A student protester against the war in Gaza walks past tents and banners in an encampment in Harvard Yard, at Harvard University in Cambridge, Mass., on Thursday, April 25, 2024. (AP Photo/Ben Curtis)

A student protester against the war in Gaza walks past tents and banners in an encampment in Harvard Yard, at Harvard University in Cambridge, Mass., on April 25, 2024. (AP Photo/Ben Curtis)

From the start of the war, Jewish students and their parents have taken note as well. Founded in late October in the wake of Hamas’ attack on Israel, the Facebook group Mothers Against College Antisemitism quickly attracted close to 60,000 members.

Alycia Hochberger, an independent college counselor in Massachusetts, said several of the families she advises recently dropped Columbia and other colleges from their wish lists.

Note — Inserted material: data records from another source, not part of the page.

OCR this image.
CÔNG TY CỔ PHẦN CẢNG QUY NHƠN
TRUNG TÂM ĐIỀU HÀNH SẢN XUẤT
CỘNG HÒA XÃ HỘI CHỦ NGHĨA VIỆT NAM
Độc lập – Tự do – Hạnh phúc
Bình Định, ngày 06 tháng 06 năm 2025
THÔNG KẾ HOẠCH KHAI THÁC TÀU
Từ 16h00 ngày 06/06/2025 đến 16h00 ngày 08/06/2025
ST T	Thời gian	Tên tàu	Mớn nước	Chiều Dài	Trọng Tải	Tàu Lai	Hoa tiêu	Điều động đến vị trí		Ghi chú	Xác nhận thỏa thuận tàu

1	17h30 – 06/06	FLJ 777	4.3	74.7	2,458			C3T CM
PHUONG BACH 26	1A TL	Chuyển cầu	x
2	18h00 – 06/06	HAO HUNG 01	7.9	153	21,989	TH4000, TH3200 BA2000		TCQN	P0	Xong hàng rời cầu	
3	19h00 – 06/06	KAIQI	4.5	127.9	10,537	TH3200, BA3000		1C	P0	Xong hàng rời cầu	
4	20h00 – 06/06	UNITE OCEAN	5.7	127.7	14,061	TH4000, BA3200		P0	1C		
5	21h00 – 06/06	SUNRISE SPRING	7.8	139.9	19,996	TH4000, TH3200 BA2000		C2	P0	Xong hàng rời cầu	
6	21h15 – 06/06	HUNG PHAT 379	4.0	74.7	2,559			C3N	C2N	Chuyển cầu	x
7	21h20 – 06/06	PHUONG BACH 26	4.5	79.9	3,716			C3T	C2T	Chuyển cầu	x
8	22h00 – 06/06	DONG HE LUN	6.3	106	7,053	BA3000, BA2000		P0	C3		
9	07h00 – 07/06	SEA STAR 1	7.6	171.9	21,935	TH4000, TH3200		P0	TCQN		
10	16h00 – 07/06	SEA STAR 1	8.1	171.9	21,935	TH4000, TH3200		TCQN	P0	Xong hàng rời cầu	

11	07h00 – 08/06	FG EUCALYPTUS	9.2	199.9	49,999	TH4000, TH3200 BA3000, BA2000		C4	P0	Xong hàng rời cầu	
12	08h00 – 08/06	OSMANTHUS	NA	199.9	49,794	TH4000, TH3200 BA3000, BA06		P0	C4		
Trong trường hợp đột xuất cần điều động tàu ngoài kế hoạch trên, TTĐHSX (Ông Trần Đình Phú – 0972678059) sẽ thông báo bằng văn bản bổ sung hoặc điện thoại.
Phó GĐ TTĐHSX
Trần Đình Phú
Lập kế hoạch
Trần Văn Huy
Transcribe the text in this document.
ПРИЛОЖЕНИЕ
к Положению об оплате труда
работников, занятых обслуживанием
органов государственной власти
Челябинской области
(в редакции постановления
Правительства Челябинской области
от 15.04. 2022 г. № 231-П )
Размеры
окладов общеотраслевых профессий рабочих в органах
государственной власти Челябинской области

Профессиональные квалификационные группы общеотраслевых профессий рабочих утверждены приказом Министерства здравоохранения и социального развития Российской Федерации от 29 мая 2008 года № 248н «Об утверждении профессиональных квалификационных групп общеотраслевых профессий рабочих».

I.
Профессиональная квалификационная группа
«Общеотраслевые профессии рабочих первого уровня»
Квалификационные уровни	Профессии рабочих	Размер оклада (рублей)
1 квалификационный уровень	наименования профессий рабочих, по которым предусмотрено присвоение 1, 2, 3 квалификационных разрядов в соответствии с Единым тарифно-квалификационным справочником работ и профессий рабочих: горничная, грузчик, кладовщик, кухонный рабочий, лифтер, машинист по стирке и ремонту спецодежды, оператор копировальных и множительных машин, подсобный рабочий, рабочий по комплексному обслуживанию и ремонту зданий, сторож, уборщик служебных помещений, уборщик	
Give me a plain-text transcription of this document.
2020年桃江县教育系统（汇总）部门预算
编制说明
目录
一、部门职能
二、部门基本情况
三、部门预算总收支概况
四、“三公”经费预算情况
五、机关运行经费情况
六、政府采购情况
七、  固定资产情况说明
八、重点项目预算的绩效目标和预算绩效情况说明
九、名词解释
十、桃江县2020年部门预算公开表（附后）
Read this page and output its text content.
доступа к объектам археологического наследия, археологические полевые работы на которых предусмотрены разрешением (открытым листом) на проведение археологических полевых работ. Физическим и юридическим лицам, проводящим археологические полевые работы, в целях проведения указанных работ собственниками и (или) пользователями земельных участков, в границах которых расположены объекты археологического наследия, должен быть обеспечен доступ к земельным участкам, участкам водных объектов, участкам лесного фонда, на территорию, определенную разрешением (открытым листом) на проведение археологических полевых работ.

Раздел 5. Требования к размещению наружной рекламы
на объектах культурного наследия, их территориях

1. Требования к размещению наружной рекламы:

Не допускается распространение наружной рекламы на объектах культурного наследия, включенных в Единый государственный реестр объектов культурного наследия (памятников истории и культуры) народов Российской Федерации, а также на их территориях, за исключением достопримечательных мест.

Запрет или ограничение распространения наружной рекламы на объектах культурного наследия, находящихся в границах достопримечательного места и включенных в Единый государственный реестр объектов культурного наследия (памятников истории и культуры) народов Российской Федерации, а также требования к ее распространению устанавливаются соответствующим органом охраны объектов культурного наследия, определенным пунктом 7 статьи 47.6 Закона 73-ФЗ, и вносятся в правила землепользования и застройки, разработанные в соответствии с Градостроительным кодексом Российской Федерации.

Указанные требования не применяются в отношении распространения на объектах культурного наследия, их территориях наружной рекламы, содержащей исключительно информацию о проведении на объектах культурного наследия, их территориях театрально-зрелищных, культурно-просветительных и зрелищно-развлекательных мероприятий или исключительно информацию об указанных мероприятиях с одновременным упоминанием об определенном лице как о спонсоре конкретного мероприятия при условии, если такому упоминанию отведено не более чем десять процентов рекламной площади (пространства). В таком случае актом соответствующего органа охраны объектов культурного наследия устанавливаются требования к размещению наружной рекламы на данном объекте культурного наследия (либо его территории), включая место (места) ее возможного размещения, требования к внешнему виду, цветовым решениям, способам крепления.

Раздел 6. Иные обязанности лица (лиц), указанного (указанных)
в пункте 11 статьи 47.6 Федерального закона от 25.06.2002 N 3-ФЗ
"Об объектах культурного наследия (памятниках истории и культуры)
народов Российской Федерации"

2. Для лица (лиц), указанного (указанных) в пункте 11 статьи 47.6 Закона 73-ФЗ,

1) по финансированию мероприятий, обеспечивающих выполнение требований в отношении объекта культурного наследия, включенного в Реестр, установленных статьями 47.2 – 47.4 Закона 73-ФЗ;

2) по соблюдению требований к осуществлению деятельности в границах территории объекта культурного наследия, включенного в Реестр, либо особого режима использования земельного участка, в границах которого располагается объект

On the plus side, said Hochberger, “Brandeis has extended their transfer application deadline, and Providence College in Rhode Island has said that if you’re Jewish and feeling unsafe on your campus, we’ll make accommodations for you.” One of Hochberger’s students was waitlisted at Syracuse University but opted for Indiana University “because it quashed the protests.”

Hochberger has also started discussing Christian universities such as Loyola in Chicago and Boston College with some of her Jewish clients because their administrators have not welcomed Columbia-style protests. At Boston College, a one-hour anti-war protest was permitted, but without tents or loudspeakers.

Barak Moore, an independent SAT/ACT tutor who lives in Israel, said Israeli students’ interest in studying in the U.S. has gone down to some degree. “I know of cases in which students who were on the fence about going have now decided against it. Plus, it has dramatically affected which schools Israelis are choosing,” he said.

Moore said his twin sons, both students at MIT, have been “negatively affected” by antisemitism on campus. “MIT deserves the ADL report card grade of ‘F,’” he said.

FILE - A passer-by, right, walks through a pro-Palestinian encampment of tents, Thursday, April 25, 2024, on the Massachusetts Institute of Technology campus, in Cambridge, Mass. (AP Photo/Steven Senne, File)

A passer-by, right, walks through a pro-Palestinian encampment of tents, April 25, 2024, on the Massachusetts Institute of Technology campus, in Cambridge, Mass. (AP Photo/Steven Senne, File)

With many college decisions, especially at premier colleges, locked up in late fall via early admission, some students who selected their schools before the protests gained steam now regret their decisions.

“I applied and committed to a Ph.D. program before everything blew up,” said Sasha Manus, a Jewish biomedical sciences student who will be attending the Jacobs School of Medicine at the University of Buffalo in the fall. “In my heart of hearts, I want to defer my matriculation until next year; but I can’t. I have to move forward in my life.”

Manus and many other Jewish students are worried about their personal safety on campus.

“In April, a student threatened to ‘shoot up’ a Jewish Student Union march on Buffalo’s North Campus,” said Manus. “I look like a stereotypical Ashkenazi Jew, and I have an obvious disability. I will be the easiest target for a radicalized student on that campus, and I live aware of it. I can only hope that things settle down before the fall.”

It appears that even some non-Jewish families have also been turned off by what they’re seeing on college campuses.



“While we respect the right to peacefully protest, there were demonstrations on college campuses that severely crossed the line,” said Michael Giaconelli, a Christian whose daughter will be graduating from a New York high school later this month. “People do not have the right to threaten, intimidate or intrude on the rights of others. The reports of Jewish students being threatened and made to feel unsafe on campus is appalling.”

After careful consideration, Giaconelli’s daughter chose a school “that had no reports of any pro-Hamas or anti-Jewish” activities. “I could never support sending one of my children to schools like Harvard or Columbia, where they allow radical ideology to run wild,” he said.